Un petit passage à Citoyen Numérique.

Demain, vers 14h15, Michel Dumais me fera l’honneur de m’interviewer au sujet du rôle du consultant Web, de son éthique et de ce qui peut être fait en cas de conflit consultant/client. À la rédio de CIBL, qu’on peut écouter au 101.5 dans la région de Montréal, ou sur le Web, ici.

J’ai l’intention de parler aussi des responsabilités des clients et des techniques douteuses de certaines boîtes qui “boostent” les CV des ressources (ça, c’est un humain qu’on loue), tandis que certains clients les provoquent en demandant des trucs aussi rares qu’inutiles.

Michel est reconnu pour son franc-parlé, je ne pense pas avoir ma langue dans ma poche. On verra ce que ça donnera, mais ce sera 100% “avec pas de bullshit”. Promis!

Comment les agences de presse réussissent à aggraver leur cas.

Faut le faire.

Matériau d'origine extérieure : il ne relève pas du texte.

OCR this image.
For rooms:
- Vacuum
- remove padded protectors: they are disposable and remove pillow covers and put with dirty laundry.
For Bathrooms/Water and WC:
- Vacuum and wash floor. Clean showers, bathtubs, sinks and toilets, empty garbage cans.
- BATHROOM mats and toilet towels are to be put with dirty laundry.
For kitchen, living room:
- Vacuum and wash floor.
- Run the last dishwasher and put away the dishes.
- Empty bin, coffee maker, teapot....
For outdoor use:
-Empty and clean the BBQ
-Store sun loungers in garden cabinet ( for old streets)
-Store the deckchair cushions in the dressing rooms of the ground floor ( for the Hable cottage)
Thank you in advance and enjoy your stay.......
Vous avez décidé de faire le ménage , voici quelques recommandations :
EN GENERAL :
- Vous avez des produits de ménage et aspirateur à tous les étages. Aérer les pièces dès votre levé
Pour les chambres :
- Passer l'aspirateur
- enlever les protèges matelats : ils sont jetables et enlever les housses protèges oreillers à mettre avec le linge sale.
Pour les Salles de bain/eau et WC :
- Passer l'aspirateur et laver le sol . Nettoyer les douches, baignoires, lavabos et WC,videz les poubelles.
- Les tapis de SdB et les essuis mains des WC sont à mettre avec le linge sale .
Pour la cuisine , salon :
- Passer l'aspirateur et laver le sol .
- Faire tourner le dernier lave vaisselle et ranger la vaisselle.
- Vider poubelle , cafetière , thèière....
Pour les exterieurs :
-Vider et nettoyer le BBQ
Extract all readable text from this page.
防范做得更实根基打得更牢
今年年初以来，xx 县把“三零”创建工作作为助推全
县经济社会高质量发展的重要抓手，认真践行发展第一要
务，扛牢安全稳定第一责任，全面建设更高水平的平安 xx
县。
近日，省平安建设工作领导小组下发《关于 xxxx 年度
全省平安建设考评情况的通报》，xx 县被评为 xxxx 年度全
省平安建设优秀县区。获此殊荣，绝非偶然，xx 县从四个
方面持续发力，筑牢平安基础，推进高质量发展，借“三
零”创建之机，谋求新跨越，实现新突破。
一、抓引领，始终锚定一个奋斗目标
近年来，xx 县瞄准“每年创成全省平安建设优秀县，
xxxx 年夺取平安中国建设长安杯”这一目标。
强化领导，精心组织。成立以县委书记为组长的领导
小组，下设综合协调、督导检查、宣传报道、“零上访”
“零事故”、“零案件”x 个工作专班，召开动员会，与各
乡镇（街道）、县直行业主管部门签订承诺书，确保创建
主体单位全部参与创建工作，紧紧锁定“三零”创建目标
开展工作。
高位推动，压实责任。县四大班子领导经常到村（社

À une époque où les ventes de journaux sont en chute libre, il reste des gens assez stupides pour tenter de poursuivre ceux qui les aident à vendre du contenu :

The Associated Press uses the DMCA to try and shot down bloggers.

En résumé, l’agence de presse AP envoie des mises en demeure aux blogueurs et utilisateurs de plateformes sociales parce qu’ils… font des liens vers leurs nouvelles!

Le pire crime qu’on attribue aux méchants blogueurs dans ce cas, c’est d’avoir utilisé de courts extraits du fil de presse dans leurs billets. Il faut savoir qu’il est parfaitement légal (aux USA et au Canada) d’utiliser une partie raisonnable de tout texte protégé par les droits d’auteurs pour appuyer une argumentation ou enseigner. Le mot important dans la phrase étant RAISONNABLE. C’est ce qu’on appelle le “fair use”. On parle ici d’extraits d’environ 30 mots sur des articles qui en comptent des centaines, extraits qui s’accompagnent inévitablement de liens vers l’article original.

Je suis POUR la protection des droits d’auteurs, mais pas pour le détournement de l’esprit de la loi au profit d’entreprises qui préfèrent investir dans les cachets de leurs avocats plutôt que dans l’adaptation à l’innovation.

Quand une entreprise s’accroche à un modèle d’affaires dépassé et tente d’utiliser la loi de manière détournée pour ralentir l’innovation, je ne peux que la qualifier de totalement, complètement, irrémédiablement déconnectée de la réalité. Quel genre d’entreprise est assez débile pour punir ceux qui lui envoient de l’achalandage sans rien demander en retour au lieu d’en tirer profit?

Est-ce que quelqu’un, à l’AP, a déjà utilisé cette innovation qu’on appelle “Internet”? Le cas échéant, ces personnes n’ont-elles pas noté l’importance des liens pour améliorer le positionnement sur les moteurs de recherche et le trafic sur un site? L’AP poursuivra-t-elle aussi les journalistes qui se citent entre eux dans des articles?

Évidemment, l’AP s’est ensuite rétractée, admettant que son approche avait été un peu lourde. Un peu lourde? Lourd comme un dinosaure qui tire sur les mammifères oui. C’est inutile. Il est trop tard, et vous venez de prouver que vous êtes devenus trop mauvais et surtout, trop lourds, confortables, lents et gras pour vous adapter. Les responsables de ce cafouillage devraient envoyer leurs CV à l’ADISQ, ils aiment justement ce genre de grands penseurs…

En attendant, j’encourage tous les blogueurs à réfléchir avec de créer des liens vers toute nouvelle provenant de l’Associated Press. Peut-être un jour réaliseront-ils que la crédibilité se bâtit maintenant davantage avec des liens qu’avec la publicité et des ententes commerciales à sens unique…

MAJ : Via Philippe Martin, un contre-exemple très intéressant : des artisans du métier, des journalistes, qui refusent de porter des oeillères et forment des blogueurs aux bases du métier. Génial!